Here's a real–life Christmas mystery for you to ponder.
Don't feel bad if you can't solve it. It's been around for nearly two centuries.
Anyway, I'm sure you're familiar with "The Night Before Christmas."
You know the poem I'm talking about — the one that begins "Twas the night before Christmas, when all through the house/Not a creature was stirring, not even a mouse ..."
Yeah, I knew you were familiar with it.
Well, anyway, it was published anonymously 187 years ago today in the Sentinel of Troy, N.Y. And it is given credit for just about everything that is believed by children about Santa Claus — how he looks, how many reindeer he has and what their names are, the notion that he uses a sleigh to make his Christmas Eve deliveries, the idea that he leaves presents for children all over the world.
For a long time, the poem was reprinted with no author's name mentioned.

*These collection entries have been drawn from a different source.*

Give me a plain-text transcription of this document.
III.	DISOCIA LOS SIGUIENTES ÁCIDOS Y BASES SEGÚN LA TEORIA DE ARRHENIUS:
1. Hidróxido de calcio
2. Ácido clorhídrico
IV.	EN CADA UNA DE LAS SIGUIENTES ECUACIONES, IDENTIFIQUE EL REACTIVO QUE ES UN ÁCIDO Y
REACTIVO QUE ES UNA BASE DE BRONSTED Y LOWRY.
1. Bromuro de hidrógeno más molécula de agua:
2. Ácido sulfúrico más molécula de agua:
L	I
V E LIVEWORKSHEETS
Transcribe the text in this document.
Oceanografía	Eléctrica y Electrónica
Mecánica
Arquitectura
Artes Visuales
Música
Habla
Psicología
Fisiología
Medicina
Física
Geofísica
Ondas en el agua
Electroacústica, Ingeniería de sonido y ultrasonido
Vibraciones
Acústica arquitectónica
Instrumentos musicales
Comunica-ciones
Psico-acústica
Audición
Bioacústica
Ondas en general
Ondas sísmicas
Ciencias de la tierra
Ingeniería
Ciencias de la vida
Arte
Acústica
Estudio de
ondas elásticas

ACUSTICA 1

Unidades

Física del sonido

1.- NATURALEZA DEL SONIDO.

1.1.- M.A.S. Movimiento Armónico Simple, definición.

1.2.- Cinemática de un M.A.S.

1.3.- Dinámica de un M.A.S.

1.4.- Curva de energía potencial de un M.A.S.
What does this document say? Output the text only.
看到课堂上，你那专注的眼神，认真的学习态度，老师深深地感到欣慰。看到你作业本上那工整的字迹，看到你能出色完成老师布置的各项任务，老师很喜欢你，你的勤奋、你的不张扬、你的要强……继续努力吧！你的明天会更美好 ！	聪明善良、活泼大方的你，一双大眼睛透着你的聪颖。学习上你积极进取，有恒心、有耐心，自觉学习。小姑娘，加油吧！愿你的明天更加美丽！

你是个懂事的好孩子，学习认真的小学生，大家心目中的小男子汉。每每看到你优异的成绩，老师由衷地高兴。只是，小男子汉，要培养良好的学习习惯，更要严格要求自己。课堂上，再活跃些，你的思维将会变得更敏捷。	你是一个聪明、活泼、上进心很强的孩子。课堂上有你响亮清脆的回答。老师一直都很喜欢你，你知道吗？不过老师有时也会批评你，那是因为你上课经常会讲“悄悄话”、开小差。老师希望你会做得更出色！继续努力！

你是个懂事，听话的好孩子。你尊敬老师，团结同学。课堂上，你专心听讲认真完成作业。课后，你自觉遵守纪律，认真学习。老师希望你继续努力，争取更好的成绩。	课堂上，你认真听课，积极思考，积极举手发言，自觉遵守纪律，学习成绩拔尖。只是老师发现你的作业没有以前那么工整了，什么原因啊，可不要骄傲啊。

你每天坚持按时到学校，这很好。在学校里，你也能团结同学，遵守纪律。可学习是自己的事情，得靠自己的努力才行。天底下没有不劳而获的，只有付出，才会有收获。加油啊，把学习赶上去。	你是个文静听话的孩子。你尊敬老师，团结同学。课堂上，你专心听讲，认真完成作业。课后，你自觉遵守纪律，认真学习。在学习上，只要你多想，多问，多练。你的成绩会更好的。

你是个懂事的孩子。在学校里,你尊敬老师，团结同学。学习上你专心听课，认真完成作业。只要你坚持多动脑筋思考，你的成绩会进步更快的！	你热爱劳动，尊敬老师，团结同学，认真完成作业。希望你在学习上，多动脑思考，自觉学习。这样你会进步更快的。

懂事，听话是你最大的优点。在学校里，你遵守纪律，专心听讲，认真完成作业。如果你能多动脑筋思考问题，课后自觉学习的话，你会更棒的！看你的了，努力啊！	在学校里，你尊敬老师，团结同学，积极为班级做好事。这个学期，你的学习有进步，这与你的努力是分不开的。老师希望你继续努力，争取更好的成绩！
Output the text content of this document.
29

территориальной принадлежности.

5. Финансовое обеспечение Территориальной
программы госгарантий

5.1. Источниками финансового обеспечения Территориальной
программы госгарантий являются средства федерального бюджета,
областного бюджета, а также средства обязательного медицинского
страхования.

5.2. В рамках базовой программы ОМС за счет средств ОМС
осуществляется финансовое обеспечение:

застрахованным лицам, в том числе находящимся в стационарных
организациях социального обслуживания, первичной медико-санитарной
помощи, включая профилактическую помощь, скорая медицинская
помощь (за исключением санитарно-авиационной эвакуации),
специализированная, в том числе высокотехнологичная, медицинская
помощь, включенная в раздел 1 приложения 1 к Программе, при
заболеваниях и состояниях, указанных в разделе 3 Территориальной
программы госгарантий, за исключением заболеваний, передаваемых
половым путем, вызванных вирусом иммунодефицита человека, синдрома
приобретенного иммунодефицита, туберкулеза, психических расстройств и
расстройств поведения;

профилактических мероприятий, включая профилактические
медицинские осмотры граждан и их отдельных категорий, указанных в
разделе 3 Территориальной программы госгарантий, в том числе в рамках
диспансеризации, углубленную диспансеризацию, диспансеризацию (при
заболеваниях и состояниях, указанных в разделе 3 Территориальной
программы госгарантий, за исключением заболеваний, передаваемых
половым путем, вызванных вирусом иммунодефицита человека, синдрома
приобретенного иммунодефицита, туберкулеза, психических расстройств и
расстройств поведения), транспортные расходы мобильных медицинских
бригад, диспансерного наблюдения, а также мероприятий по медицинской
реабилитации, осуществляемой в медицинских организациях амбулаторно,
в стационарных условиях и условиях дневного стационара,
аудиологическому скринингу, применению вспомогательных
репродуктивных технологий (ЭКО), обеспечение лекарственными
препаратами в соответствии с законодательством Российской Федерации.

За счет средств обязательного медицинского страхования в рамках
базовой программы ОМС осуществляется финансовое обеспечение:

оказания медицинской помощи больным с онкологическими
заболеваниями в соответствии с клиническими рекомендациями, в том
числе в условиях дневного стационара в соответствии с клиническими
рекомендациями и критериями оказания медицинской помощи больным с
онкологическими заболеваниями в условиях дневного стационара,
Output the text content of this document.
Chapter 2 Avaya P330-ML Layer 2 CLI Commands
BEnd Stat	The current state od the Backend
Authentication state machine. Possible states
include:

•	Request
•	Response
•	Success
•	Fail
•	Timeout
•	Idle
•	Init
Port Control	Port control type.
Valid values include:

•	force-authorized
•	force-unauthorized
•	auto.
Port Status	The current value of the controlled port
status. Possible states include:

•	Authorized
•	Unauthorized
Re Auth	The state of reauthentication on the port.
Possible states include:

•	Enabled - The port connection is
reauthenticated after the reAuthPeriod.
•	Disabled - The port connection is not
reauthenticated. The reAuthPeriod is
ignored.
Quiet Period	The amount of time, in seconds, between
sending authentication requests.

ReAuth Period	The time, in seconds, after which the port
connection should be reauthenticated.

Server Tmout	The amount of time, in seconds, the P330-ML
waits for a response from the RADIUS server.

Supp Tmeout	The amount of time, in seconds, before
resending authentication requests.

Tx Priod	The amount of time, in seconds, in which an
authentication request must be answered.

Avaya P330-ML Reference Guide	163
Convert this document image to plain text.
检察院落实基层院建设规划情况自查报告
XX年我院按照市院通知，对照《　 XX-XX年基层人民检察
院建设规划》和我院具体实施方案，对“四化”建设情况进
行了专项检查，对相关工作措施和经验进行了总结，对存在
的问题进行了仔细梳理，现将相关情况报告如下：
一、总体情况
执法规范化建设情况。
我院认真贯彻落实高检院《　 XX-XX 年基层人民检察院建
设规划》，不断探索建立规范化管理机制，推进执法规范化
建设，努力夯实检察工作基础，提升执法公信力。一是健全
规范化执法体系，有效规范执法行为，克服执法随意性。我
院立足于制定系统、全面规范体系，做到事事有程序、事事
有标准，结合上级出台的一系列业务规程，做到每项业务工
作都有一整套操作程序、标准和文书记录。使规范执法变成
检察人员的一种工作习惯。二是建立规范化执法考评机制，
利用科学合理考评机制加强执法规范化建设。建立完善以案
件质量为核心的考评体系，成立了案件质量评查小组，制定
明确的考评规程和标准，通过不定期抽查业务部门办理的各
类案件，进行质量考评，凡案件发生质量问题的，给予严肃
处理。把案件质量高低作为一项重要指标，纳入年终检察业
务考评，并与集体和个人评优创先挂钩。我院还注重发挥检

Then, a scholar and professor of first Oriental and Greek literature and then Biblical studies named Clement Clarke Moore acknowledged authorship.
He claimed to have written it for his children and had wished to remain anonymous because of his position, but he was persuaded by his children to come forward so it could be included in an anthology of his works that was published more than two decades after the poem appeared in the Sentinel.
And, for more than a century, it was generally accepted that Moore was the author.
But then, along came English professor Donald Foster, a pioneer in the field of content analysis. What is content analysis, you may ask? Well, it is a methodology for studying the content of communication. In Foster's case, he has specialized in studying texts to determine whether they were authentic. At times, his skills have been used in criminal investigations.
Foster first came to public attention in the late 1980s, when he explored the mystery of the dedication of Shakespeare's sonnets. While he was involved in that research, Foster came across what he believed to be a previously unknown work by Shakespeare. Opinion among scholars has been mixed.
So, too, has been the response to his assertion that a writer named Henry Livingston Jr. actually wrote "The Night Before Christmas." Foster apparently was persuaded to join a movement by Livingston's descendants to have him recognized as the poem's author.
That hasn't happened yet. There is still considerable dispute over the authorship.
Which man wrote the poem? Well, here is what is known.
In 1837, 14 years after the poem was first published, the Pennsylvania Inquirer and Daily Courier credited Moore. Its source was one of Moore's friends.
Scholars (including Foster) have pointed out that the style and phrasing used in the poem resembles other works by Livingston.
However, it has been argued that Foster focused only on the passages from the poem that conformed to his theory, and that many of Moore's works also are similar in style and phrasing to the poem.
So who's right? Who wrote the poem?
Well, in the words of ... er, whoever ... Merry Christmas to all and to all a good night.